John Reinitz, pioneering UChicago systems biologist and ‘fiercely independent thinker,’ 1958-2025

John Bertram Reinitz, a professor in the Departments of Statistics, Ecology and Evolution, Molecular Genetics & Cell Biology at the University of Chicago, who helped pioneer a data-driven approach to developmental biology, died Jan. 23 at the age of 66.

“John was a fiercely independent thinker. He went where the science brought him—without caring about the opinions of others—and attempted to crack problems that seemed insurmountable,” said Prof. Stefano Allesina, chair of the Department of Ecology and Evolution. “You could always rely on him for a dissenting voice, a quirky remark, or a different perspective.”

Reinitz helped usher in a systems approach to developmental biology that is now widely used in the field today. In the early 1990s, genetic research in developmental biology consisted almost entirely of qualitative, hypothesis-driven experiments; Reinitz developed an approach that relied instead on constructing an atlas—a comprehensive, spatially and temporally resolved, quantitative dataset—with no explicit hypothesis guiding the effort. 

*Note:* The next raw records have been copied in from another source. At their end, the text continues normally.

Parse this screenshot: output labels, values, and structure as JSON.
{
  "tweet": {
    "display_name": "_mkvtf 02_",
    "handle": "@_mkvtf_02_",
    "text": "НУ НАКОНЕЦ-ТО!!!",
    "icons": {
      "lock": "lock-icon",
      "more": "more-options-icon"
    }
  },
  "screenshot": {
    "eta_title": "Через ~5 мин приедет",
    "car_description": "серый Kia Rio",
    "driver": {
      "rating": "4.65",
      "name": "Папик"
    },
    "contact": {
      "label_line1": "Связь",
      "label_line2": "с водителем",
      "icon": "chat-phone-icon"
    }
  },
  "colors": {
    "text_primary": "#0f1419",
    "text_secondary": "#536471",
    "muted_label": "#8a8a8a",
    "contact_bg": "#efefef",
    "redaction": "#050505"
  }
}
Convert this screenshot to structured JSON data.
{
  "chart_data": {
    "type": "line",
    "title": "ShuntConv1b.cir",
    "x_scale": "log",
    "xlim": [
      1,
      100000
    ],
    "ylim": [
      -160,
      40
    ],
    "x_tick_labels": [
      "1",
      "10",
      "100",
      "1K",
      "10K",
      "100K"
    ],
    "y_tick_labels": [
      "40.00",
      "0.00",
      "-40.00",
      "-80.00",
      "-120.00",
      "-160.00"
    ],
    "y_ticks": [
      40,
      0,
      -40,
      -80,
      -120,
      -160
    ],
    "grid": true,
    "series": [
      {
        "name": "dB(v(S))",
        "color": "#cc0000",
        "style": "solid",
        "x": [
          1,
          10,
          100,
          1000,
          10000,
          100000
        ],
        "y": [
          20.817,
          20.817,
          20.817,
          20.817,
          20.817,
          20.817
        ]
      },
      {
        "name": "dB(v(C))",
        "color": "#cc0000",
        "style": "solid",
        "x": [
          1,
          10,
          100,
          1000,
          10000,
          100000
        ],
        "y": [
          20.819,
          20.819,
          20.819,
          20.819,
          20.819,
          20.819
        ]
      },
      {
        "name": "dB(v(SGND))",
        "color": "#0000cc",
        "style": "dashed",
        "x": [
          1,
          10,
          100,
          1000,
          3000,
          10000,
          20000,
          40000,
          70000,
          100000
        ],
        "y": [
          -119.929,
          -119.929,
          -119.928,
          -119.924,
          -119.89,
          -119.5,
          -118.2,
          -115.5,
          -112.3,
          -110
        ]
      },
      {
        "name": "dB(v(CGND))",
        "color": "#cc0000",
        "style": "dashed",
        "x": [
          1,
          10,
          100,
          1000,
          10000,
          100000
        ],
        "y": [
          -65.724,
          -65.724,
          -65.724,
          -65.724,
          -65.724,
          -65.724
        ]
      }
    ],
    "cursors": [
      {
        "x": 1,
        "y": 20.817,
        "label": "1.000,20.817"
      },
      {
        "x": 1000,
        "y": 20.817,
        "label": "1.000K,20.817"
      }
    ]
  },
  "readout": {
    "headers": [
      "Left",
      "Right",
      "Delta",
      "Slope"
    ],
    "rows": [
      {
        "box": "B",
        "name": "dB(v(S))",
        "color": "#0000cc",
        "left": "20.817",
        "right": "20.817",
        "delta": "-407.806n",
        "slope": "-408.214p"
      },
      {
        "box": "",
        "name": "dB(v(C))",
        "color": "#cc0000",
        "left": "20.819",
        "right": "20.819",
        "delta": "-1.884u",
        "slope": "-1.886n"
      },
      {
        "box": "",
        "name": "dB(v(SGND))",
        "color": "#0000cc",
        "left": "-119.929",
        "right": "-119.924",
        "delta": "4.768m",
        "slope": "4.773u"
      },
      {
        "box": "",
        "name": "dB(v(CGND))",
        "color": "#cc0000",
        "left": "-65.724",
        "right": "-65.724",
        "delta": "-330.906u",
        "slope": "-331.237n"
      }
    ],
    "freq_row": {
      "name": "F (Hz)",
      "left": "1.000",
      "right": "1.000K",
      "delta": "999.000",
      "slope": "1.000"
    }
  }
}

Building spatiotemporal atlases has now become routine in developmental biology, a practice foreshadowed by Reinitz’s groundbreaking innovations. He also developed a model for predicting gene expression from DNA sequences.

An independent beginning

Reinitz began his research career as an independent PhD student at Yale University, where he devised a mathematical model of viral gene regulation that incorporated all the mechanisms known from experimental evidence at the time. This model revealed that the known mechanisms were insufficient to account for all the virus’s behaviors, which dismayed scientists who had heretofore regarded it as a solved problem. Sticking to his guns to contradict the conventional wisdom of a field, however, was a recurring theme in his career.

After a postdoctoral stint in Columbia University, Reinitz initiated the project that would evolve into the data-driven modeling approach that defined his career. 

Reinitz’s approach required many technologies that were yet to be invented. He raised a panel of antibodies to the segmentation proteins that he distributed to the Drosophila community for decades and is still in use today. He also developed bespoke optimization algorithms for fitting the models, devised protocols for quantitative fluorescence microscopy, and invented approaches for automated image segmentation that enabled the construction of the atlas at scale. 

His efforts bore fruit after he moved to Stony Brook University in 2000. The spatiotemporal atlas revealed that gene expression domains were not static as assumed but shifted along the axis of the embryo as development progressed. 

With the aid of the connectionist model, Reinitz and his lab showed that this motion was driven by asymmetric gene regulation, proving that embryos do not passively receive information from the mother, but actively self-organize to determine their body plan.

Next, Reinitz leveraged advances in bioinformatics to develop a model for predicting gene expression from DNA sequences that has been highly successful in explaining gene regulation, including that of evolutionarily diverged sequences. 

What Reinitz pioneered at a small scale thirty years ago is now practiced across disciplines in a large-scale manner. While there wasn’t a name for such work when Reinitz started, data-driven gene network inference and modeling came to be known as “systems biology” by the early 2000s.

Reinitz moved to the University of Chicago in 2011, with appointments in both the Biological and Physical Sciences Divisions.

“John personified a major tenet of our department—that statistics flourishes when engaged with serious scientific problems and vice versa,” said Stephen Stigler, Ernest DeWitt Burton Distinguished Service Professor Emeritus of Statistics. “John brought statistical modeling into his laboratory work, and he enthusiastically brought his insights from the DNA laboratory into his teaching of statistics.”

Having established the modeling approaches in developmental biology, Reinitz applied them to other areas, particularly evolutionary biology, stochastic gene regulation, and machine learning. He remained active until the very end; his latest efforts involved using cutting-edge, single-molecule techniques to understand the role and control of stochastic fluctuations in gene regulation.

A long, strange trip

Reinitz had a truly engaging and colorful personality with a razor-sharp wit; a comment in his code read: “I could explain how this works, but then I’d have to kill you.” He prized straight talk and an open exchange of ideas, and it was hard for his trainees to not be infected by his independent and rebellious bulldog streak, his students said. 

A lifelong Grateful Dead and Phish fan, he dedicated the source code of the connectionist model to Jerry Garcia after the musician’s death.

Science fiction and fantasy, especially the works of J.R.R. Tolkien, were another passion. Blessed with a rapacious memory, colleagues said, it was rare to have a conversation in which he did not quote verbatim either song lyrics or some snippet from sci-fi literature. He loved to travel, especially internationally, and developed collaborations across the globe, including Russia, France and Brazil.

Reinitz is survived by his wife, Dr. Ilene Reinitz, and daughter Julia Reinitz.

—Adapted from a longer obituary provided by Johannes Jaeger, Associate Faculty at the Complexity Science Hub in Vienna, Austria, and Manu, Associate Professor in the Department of Biology at the University of North Dakota, two former students of John Reinitz.